For instance, if you want to report on 1 terabyte (TB) of log data in a single profile,
you would need up to 4 TB of disk space for the database.
This is the total data in the database, not the daily data added;
if you have 1 TB of log data per day, and want to track 30 days, then that is a 30TB dataset,
and requires between 60TB and 120TB of disk space.
If you are using a separate SQL database server, you will need space to accomodate the server;
the databases use this disk space, and the remainder of Sawmill will fit in
a smaller space, so 1GB should be sufficient.
Sawmill uses the disk intensively during database building and report generation,
for best performance use a fast disk.
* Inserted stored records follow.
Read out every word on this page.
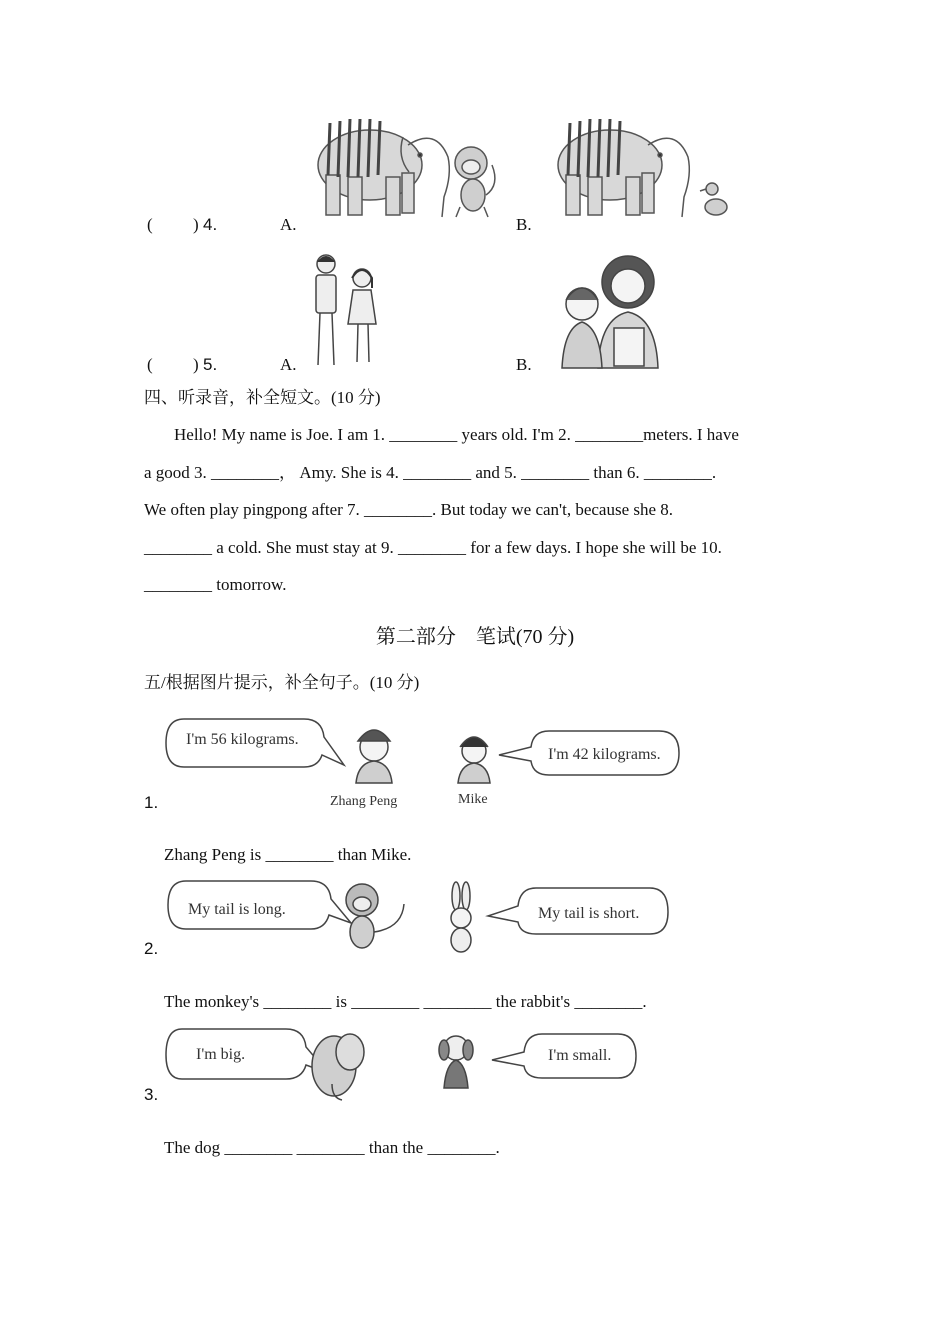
( ) 4.	A.	B.
( ) 5.	A.	B.
四、听录音，补全短文。(10 分)

Hello! My name is Joe. I am 1. ________ years old. I'm 2. ________meters. I have

a good 3. ________， Amy. She is 4. ________ and 5. ________ than 6. ________.

We often play pingpong after 7. ________. But today we can't, because she 8.

________ a cold. She must stay at 9. ________ for a few days. I hope she will be 10.

________ tomorrow.

第二部分　笔试(70 分)
五/根据图片提示，补全句子。(10 分)
I'm 56 kilograms.
I'm 42 kilograms.
Zhang Peng	Mike
1.
Zhang Peng is ________ than Mike.
My tail is long.	My tail is short.
2.
The monkey's ________ is ________ ________ the rabbit's ________.
I'm big.	I'm small.
3.
The dog ________ ________ than the ________.
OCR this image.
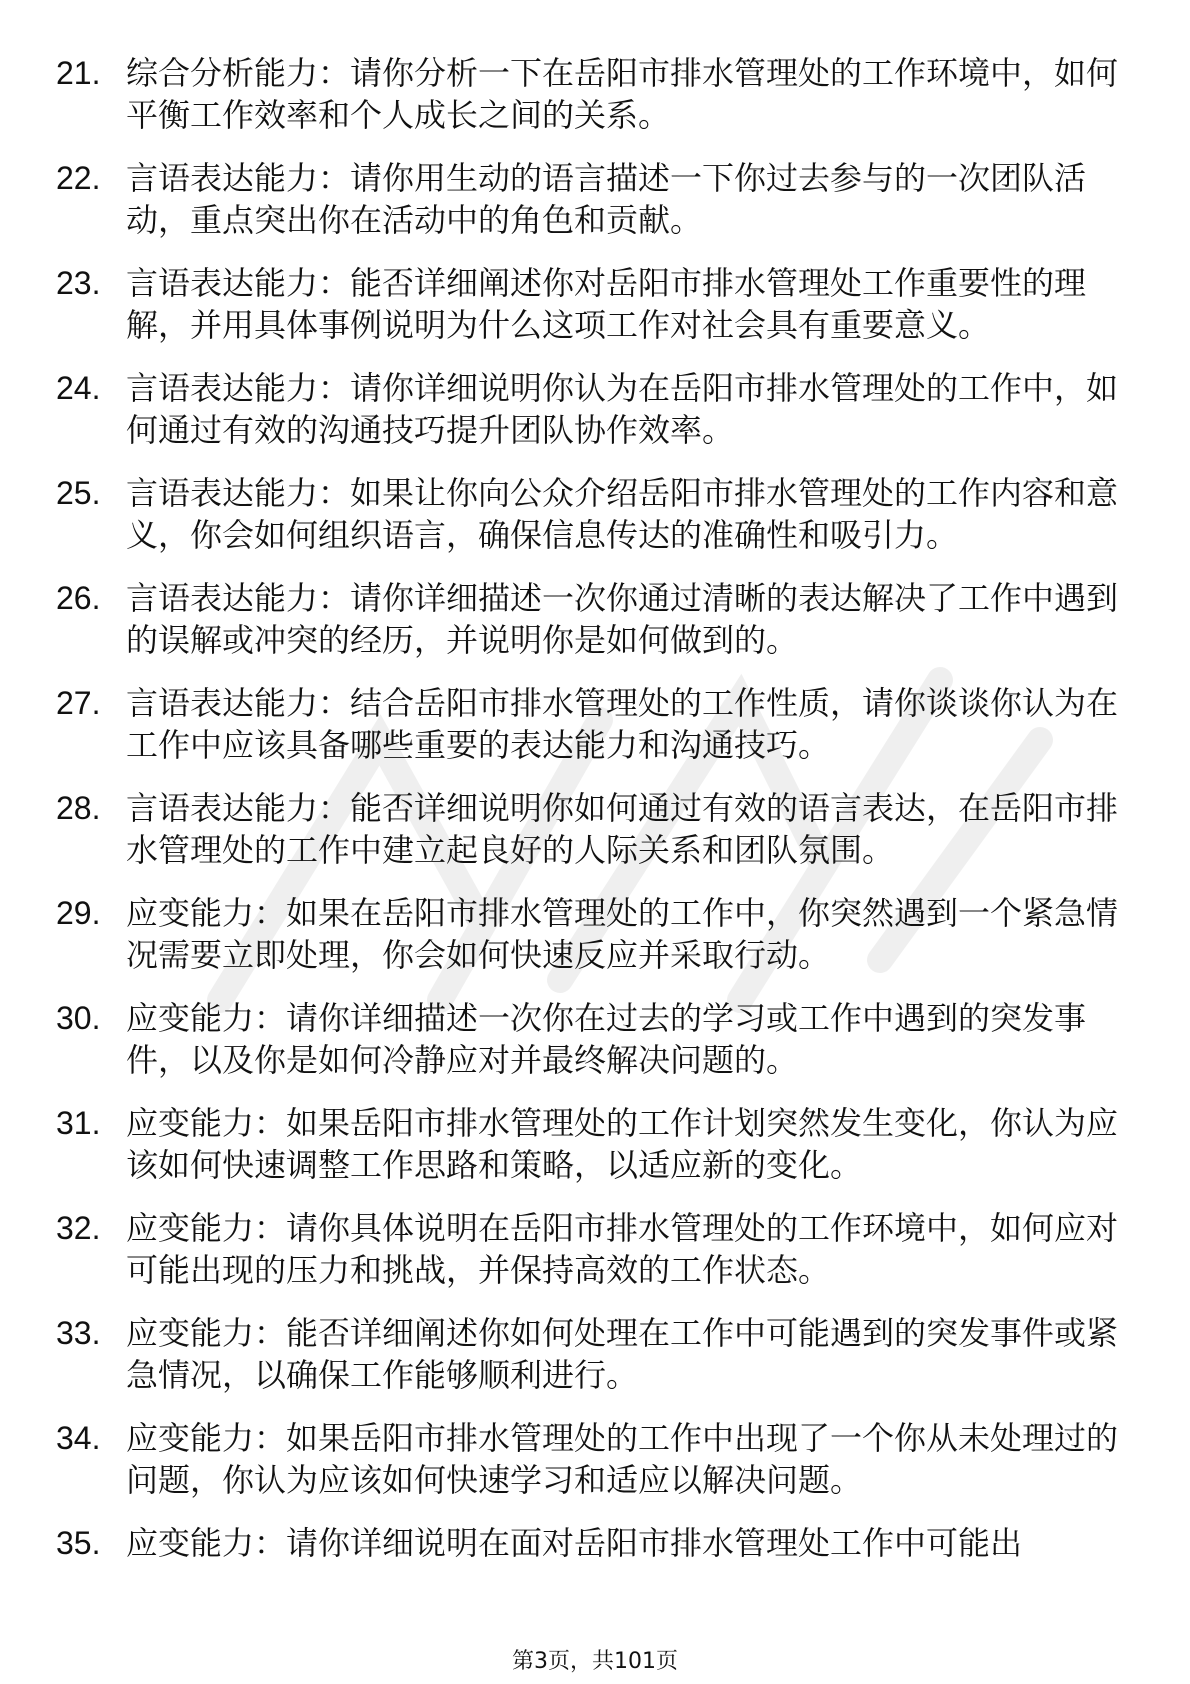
21. 综合分析能力：请你分析一下在岳阳市排水管理处的工作环境中，如何平衡工作效率和个人成长之间的关系。
22. 言语表达能力：请你用生动的语言描述一下你过去参与的一次团队活动，重点突出你在活动中的角色和贡献。
23. 言语表达能力：能否详细阐述你对岳阳市排水管理处工作重要性的理解，并用具体事例说明为什么这项工作对社会具有重要意义。
24. 言语表达能力：请你详细说明你认为在岳阳市排水管理处的工作中，如何通过有效的沟通技巧提升团队协作效率。
25. 言语表达能力：如果让你向公众介绍岳阳市排水管理处的工作内容和意义，你会如何组织语言，确保信息传达的准确性和吸引力。
26. 言语表达能力：请你详细描述一次你通过清晰的表达解决了工作中遇到的误解或冲突的经历，并说明你是如何做到的。
27. 言语表达能力：结合岳阳市排水管理处的工作性质，请你谈谈你认为在工作中应该具备哪些重要的表达能力和沟通技巧。
28. 言语表达能力：能否详细说明你如何通过有效的语言表达，在岳阳市排水管理处的工作中建立起良好的人际关系和团队氛围。
29. 应变能力：如果在岳阳市排水管理处的工作中，你突然遇到一个紧急情况需要立即处理，你会如何快速反应并采取行动。
30. 应变能力：请你详细描述一次你在过去的学习或工作中遇到的突发事件，以及你是如何冷静应对并最终解决问题的。
31. 应变能力：如果岳阳市排水管理处的工作计划突然发生变化，你认为应该如何快速调整工作思路和策略，以适应新的变化。
32. 应变能力：请你具体说明在岳阳市排水管理处的工作环境中，如何应对可能出现的压力和挑战，并保持高效的工作状态。
33. 应变能力：能否详细阐述你如何处理在工作中可能遇到的突发事件或紧急情况，以确保工作能够顺利进行。
34. 应变能力：如果岳阳市排水管理处的工作中出现了一个你从未处理过的问题，你认为应该如何快速学习和适应以解决问题。
35. 应变能力：请你详细说明在面对岳阳市排水管理处工作中可能出
第3页，共101页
Ideally use a RAID 10 array of fast disks.
RAID 5 or RAID 6 will hurt performance significantly (about 2x slower than RAID 10 for
database builds) and is not recommended. Write buffering on the RAID controller should
be turned on if possible as it provides an additional 2x performance for database builds.
Network mounts will usually work for storage of the Sawmill database but are not
recommended for performance reasons. We sometimes see errors apparently due to
locking and synchronization issues with network mounts.
Memory
On the Sawmill server, we recommend 2GB of RAM per core for large datasets.
Processor(s)
To estimate the amount of processing power you need, start with the
assumption that Sawmill processes 2000 log lines per second, per
processor core for Intel or AMD processors; or 1000 lines per second for SPARC
or other processors.
Note: This is a conservative assumption; Sawmill can be much faster than this on some
datasets reaching speeds of 10,000-20,000 lines per second per core in some cases. However for
sizing your processor, it is best to use a conservative estimate to ensure that the
specified system is sufficient.
Compute the number of lines in your daily dataset, 200 bytes per line is a good estimate.
This will tell you how many seconds Sawmill will require to build the database. Convert that
to hours, if it is more than six hours you will need more than one processor. You should have
enough processors that when you divide the number of hours by the number of processors, it is
less than 6.
For example:
- 50 Gigabytes (GB) of uncompressed log data per day
- divide by 200 -> ~268 million lines of log data
- divide by 2000 -> ~134 million seconds
- divide by 3600 -> ~37 hours
- divide by 6 -> 6 processors
The use of six hours is based upon the assumption that you don't want to spend more
than six hours per night updating your database to add the latest data. A six hour
nightly build time is a good starting point. It provides some flexibility to modify
or tune the database and filters that can slow down processing and keep within
the processing time available each day. The dataset above could be processed in 9 hours
on four processors, if a 9 hour nightly build time is acceptable.
Database Server
Sawmill includes its own proprietary database server, embedded in the software, but with Enterprise licensing, it is also possible to use other database servers instead: MySQL (version 4.0 or later), Oracle (11), and Microsoft SQL Server (2005 or later).